# Is there any way to change ip adress for using BBC iPlayer

## Achille

BBC iPlayer doesnt' allow to watch programmes, if you are located outside UK.

http://www.bbc.co.uk/iplayer/

Is there any way to bypass this restriction?

----------

## fabien29200

Maybe using a proxy in the UK could work.

----------

## Achille

I've read elsewhere that it could work, but it doesn't work for me, unless I don't configure it right.

----------

## fabien29200

AFAIK it's the only way to change its IP on Internet.

----------

## Achille

Would you be so kind to explain me how to find a proxy server located in the UK?

----------

## pteppic

http://www.publicproxyservers.com/

----------

## Achille

Finally, I got it working!

The main problem is to found a working proxy server located in Great Britain.

Some hours ago before I posted this topic, I visited the web page pteppic gave, and I didn't find any working server. Then following again this link, I found only one proxy server in UK, but it worked.

Thank you very much for your help.

----------

## wizard69

i just gave it a try and yes it works for me. From Berlin with a UK proxy. If you use firefox have a look at foxyproxy

https://addons.mozilla.org/de/firefox/addon/2464

----------

## Havin_it

1) Apply for UK citizenship/residency/asylum

2) Get a permanent address in the UK

3) Pay a ~£110/year fee for the TV Licence.

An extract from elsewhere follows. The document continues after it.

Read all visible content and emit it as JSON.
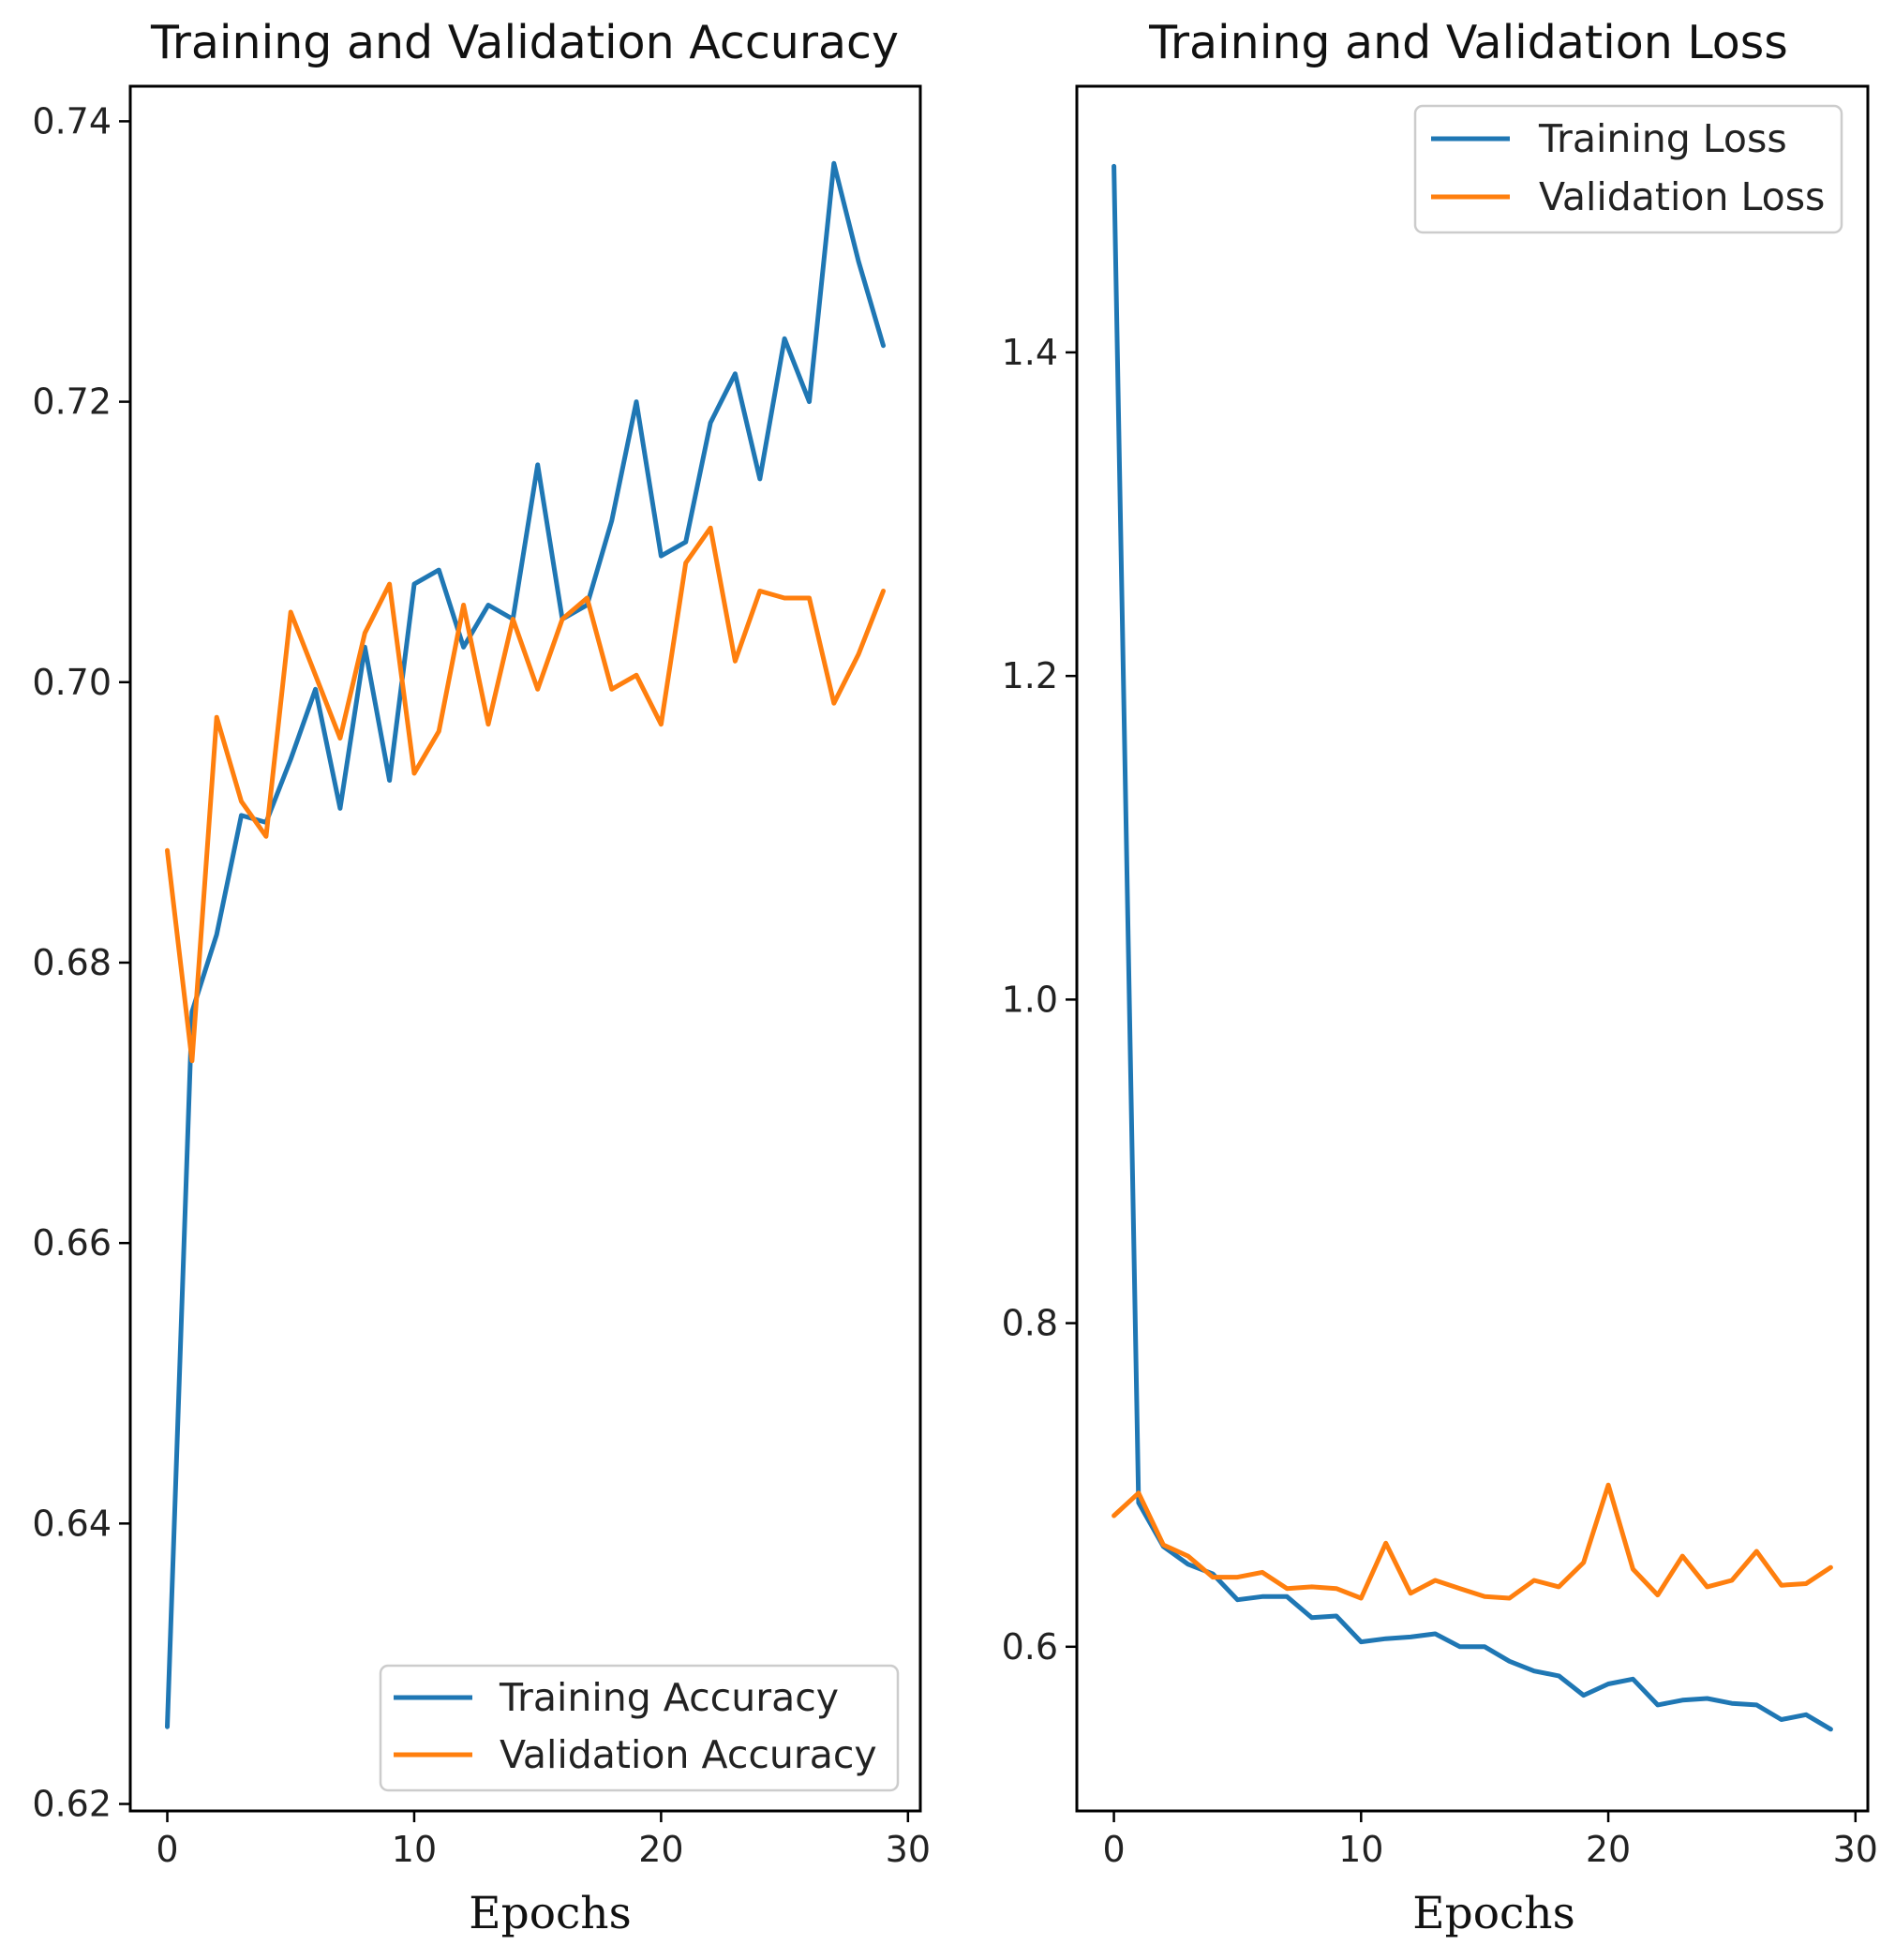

Sorry but the reason non-UK IPs are denied access is because it is a public-sector broadcaster paid for by UK citizens via the licence fee. Watching it from outside the UK (unless via a licensed affiliate broadcaster in your country) is illegal. I'm just sayin'.

----------

## jonfr

 *Achille wrote:*   

> BBC iPlayer doesnt' allow to watch programmes, if you are located outside UK.
> 
> http://www.bbc.co.uk/iplayer/
> 
> Is there any way to bypass this restriction?

 

If you are in Europe, get a sat dish and point it to 28,2E.   :Wink: 

----------